Question

A body moves in a straight line along the Y-axis. Its distance y (in metres) from the origin is given by \[y = 8t - 3{t^2}.\]The average speed in the time interval from t = 0 second to t = 1 second is
A. \[ - 4\,m/s\]
B. zero
C. \[5\,m/s\]
D. \[6\,m/s\]

Answer 1

Hint:The speed is defined as the rate of change of distance in any direction and it is the magnitude of velocity and it cannot be negative. The distance is the length of the actual path covered by the moving body and hence it cannot be negative. In this case, we need to find the average speed of the moving object.

Formula used :
The average speed of the moving body is,
\[\text{average speed} = \dfrac{\text{total path length}}{\text{total time taken}}\]
Or it can be written as,
\[\text{average speed}({v_{av}}) = \dfrac{{{y_2} - {y_1}}}{{{t_2} - {t_1}}}\]
Where, \[{y_1},{y_2}\] - the distance travelled and \[{t_1},{t_2}\] - time taken.

Complete step by step solution:
The object in movement changes its position with time continuously, so in order to find the change in position with respect to time, we define a quantity called average velocity. But it only relates the displacement of the moving object. So to find the rate of motion along the actual path completely we define average speed.
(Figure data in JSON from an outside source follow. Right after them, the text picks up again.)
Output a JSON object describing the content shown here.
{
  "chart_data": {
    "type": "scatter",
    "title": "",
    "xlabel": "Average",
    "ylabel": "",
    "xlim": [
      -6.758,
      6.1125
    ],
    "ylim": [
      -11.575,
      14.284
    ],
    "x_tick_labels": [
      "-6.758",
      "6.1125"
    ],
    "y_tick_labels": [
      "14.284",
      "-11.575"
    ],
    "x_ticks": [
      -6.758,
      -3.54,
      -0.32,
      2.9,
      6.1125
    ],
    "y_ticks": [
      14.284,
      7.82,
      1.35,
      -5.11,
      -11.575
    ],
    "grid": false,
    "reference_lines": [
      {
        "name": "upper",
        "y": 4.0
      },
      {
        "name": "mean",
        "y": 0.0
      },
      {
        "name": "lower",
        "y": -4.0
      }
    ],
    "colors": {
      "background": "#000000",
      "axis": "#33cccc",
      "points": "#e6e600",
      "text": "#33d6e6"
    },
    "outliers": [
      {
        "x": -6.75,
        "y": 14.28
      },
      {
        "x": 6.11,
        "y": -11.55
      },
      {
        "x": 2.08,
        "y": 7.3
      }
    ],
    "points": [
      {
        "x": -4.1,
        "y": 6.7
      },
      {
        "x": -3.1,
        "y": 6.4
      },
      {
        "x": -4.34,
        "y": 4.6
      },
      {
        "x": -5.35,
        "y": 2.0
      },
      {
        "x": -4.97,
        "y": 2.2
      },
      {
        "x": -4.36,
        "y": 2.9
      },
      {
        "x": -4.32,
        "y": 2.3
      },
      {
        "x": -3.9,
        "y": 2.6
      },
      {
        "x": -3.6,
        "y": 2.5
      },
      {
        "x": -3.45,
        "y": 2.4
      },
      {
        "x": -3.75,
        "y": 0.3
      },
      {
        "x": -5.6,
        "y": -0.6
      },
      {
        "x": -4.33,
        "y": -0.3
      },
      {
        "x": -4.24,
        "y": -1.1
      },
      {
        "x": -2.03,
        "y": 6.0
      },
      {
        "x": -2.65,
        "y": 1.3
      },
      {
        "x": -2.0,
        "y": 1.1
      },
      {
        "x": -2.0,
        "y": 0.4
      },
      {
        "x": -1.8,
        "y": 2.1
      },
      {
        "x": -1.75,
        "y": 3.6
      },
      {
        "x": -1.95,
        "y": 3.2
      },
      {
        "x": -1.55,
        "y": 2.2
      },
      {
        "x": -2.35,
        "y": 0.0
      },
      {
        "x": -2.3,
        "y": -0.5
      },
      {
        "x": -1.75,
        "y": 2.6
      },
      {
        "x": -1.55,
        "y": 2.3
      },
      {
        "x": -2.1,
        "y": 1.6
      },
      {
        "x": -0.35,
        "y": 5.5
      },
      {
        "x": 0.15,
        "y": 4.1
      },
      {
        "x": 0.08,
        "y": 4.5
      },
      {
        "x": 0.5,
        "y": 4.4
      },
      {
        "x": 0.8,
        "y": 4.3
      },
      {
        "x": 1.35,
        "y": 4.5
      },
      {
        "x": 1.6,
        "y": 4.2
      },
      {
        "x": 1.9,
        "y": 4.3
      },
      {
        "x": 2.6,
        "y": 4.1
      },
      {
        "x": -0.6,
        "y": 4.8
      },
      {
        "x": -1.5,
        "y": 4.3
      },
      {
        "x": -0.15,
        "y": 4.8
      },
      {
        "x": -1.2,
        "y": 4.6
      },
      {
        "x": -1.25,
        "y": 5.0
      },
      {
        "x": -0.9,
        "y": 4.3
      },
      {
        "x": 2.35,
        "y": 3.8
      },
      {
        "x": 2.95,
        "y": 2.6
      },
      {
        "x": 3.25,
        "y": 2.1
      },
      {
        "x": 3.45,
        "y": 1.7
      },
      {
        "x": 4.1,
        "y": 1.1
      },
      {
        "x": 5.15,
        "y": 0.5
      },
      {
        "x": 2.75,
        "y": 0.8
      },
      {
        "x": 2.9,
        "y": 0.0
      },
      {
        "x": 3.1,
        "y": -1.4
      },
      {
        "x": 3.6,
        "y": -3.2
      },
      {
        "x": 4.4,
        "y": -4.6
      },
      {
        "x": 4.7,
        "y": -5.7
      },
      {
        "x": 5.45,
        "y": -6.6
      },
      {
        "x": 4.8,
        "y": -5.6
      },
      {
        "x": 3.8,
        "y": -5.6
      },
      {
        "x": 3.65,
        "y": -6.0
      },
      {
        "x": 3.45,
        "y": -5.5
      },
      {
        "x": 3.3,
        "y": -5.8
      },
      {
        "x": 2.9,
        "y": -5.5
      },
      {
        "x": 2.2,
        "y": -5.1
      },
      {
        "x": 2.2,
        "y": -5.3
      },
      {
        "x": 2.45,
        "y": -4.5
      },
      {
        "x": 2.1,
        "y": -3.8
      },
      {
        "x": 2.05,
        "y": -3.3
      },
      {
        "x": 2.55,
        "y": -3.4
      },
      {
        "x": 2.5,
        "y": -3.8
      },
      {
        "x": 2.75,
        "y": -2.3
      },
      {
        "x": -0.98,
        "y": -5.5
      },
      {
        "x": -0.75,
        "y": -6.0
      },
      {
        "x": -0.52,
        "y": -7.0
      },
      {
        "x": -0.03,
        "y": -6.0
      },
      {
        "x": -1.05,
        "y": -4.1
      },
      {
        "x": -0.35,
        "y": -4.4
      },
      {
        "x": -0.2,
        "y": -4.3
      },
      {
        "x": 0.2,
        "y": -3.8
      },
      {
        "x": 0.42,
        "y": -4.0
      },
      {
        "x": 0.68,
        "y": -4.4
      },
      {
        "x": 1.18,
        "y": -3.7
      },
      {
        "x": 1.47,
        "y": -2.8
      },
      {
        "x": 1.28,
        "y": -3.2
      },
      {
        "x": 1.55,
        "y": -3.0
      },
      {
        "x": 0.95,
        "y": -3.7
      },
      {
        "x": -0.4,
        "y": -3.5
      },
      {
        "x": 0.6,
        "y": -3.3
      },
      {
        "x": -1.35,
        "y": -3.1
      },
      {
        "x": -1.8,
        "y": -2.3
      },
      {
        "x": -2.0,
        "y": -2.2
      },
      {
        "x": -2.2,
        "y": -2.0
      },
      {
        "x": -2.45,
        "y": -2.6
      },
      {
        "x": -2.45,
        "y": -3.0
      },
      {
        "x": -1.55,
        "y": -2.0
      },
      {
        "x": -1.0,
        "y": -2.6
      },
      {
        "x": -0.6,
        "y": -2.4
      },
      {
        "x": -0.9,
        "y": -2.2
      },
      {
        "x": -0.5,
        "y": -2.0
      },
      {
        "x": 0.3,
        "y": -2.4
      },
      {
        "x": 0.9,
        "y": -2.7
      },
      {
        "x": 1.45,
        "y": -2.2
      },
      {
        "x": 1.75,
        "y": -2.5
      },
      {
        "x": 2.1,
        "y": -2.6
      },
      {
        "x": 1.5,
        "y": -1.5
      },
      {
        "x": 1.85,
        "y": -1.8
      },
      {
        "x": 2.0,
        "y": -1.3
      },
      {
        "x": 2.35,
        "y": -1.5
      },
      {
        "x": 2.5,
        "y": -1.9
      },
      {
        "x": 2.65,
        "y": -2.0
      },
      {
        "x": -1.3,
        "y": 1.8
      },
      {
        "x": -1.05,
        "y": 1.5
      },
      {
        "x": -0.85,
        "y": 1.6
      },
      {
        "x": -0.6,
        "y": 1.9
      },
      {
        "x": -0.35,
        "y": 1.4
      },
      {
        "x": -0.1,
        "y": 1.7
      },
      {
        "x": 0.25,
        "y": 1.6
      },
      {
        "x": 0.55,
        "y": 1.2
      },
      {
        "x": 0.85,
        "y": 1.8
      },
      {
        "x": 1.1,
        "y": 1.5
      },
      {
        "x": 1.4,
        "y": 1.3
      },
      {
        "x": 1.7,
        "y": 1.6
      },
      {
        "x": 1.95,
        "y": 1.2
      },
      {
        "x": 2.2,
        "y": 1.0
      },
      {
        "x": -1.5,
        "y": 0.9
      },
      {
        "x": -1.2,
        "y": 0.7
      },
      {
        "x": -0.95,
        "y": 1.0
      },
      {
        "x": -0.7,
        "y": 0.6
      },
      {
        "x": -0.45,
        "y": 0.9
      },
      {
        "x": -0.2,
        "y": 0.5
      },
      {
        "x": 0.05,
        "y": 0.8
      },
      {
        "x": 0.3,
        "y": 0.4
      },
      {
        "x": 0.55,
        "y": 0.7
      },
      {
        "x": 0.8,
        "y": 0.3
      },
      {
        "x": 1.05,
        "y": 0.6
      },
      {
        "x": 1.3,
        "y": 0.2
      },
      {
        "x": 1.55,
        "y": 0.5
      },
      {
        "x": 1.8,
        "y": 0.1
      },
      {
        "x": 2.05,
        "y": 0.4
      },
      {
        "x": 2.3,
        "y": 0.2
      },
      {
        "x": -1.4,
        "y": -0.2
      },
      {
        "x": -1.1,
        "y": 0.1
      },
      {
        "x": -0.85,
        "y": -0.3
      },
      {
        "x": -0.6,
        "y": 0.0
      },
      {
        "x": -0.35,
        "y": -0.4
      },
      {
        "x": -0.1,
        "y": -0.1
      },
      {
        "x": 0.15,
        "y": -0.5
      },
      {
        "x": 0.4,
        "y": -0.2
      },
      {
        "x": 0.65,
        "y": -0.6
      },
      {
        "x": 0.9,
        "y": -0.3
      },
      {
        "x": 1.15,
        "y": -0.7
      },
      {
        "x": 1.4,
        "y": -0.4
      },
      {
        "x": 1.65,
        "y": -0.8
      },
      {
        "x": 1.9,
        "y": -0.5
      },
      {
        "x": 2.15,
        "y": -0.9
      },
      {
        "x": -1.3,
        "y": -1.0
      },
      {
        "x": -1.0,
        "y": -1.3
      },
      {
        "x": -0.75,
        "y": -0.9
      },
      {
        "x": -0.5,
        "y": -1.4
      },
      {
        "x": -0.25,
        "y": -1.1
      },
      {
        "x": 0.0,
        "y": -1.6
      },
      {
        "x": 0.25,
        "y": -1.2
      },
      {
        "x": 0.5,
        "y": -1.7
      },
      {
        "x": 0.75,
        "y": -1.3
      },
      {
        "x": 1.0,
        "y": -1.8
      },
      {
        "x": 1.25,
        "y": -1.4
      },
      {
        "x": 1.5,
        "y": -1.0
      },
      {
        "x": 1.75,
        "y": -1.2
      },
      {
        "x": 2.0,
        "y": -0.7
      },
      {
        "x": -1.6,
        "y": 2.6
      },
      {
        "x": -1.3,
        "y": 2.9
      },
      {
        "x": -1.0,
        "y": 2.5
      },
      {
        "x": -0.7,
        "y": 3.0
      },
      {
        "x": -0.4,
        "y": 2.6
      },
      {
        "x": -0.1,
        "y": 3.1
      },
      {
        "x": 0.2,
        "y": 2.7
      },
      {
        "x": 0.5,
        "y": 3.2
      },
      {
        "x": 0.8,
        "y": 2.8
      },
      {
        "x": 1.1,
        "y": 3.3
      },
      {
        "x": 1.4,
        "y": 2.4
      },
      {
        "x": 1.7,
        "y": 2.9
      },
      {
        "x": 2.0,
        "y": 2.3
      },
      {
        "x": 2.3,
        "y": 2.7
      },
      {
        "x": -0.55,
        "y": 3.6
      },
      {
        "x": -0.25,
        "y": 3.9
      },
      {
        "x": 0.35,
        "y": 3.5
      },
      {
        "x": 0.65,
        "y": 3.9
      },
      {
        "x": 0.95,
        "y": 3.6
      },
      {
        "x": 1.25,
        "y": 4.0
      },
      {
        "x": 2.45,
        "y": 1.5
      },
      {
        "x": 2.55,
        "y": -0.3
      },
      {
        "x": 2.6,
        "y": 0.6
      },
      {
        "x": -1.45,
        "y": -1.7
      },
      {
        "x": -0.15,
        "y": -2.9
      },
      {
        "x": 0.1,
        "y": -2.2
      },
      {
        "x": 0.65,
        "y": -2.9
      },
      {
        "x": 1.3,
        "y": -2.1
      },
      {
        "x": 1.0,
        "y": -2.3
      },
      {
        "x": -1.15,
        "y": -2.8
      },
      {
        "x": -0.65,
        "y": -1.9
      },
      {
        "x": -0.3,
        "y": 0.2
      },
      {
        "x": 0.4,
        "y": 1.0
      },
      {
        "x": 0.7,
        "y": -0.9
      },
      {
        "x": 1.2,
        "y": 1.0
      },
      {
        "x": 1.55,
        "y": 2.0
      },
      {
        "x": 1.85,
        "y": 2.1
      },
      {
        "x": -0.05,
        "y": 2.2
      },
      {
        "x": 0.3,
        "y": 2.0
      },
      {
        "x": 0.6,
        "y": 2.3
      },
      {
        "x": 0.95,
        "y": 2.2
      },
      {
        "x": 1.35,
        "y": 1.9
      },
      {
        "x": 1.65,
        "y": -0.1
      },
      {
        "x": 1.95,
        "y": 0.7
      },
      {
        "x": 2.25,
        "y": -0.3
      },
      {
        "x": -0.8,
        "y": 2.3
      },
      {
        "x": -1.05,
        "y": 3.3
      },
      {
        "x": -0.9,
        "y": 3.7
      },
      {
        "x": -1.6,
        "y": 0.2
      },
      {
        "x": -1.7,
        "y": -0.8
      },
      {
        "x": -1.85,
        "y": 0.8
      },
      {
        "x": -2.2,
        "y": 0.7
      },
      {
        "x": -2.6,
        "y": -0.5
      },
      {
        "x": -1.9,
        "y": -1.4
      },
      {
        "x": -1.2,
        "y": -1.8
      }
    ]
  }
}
The average speed describes the rate of motion over the actual path and hence it is defined as the total path travelled divided by the total time taken for the travel.
\[\text{average speed} = \dfrac{\text{total path length}}{\text{total time taken}}\]
The SI unit of average speed is \[m{s^{ - 1}}\] , but it will not give us the direction of the movement, hence it will always be positive.

Given,
\[y = 8t - 3{t^2}\]
To find, \[{v_{av}} = ?\]
The average speed can be given as,
\[\text{average speed}({v_{av}}) = \dfrac{{{y_2} - {y_1}}}{{{t_2} - {t_1}}}\]
\[{v_{av}} = \dfrac{{{y_2} - {y_1}}}{{{t_2} - {t_1}}}\]
So,
\[{y_2} = 8(1) - 3{(1)^2}{\rm{}}\left( {{t_2} = 1s} \right)\]
\[\Rightarrow {y_2} = 8 - 3\]
\[\Rightarrow {y_2} = 5m\]
\[\Rightarrow {y_1} = 8(0) - 3{(0)^2}{\rm{ }}\left( {{t_1} = 0s} \right)\]
\[\Rightarrow {y_1} = 0m\]
\[\Rightarrow {v_{av}} = \dfrac{{5 - 0}}{{1 - 0}}\]
\[\therefore {v_{av}} = 5\,m{s^{ - 1}}\]

So, the correct answer is option C.

Note : The difference between the average velocity and average speed is that , the average speed does not give the direction of the movement and hence it is always positive. But the average velocity can be both positive and negative since it depends on the direction of the displacement. The average speed also has the same SI unit as average velocity\[m{s^{ - 1}}\].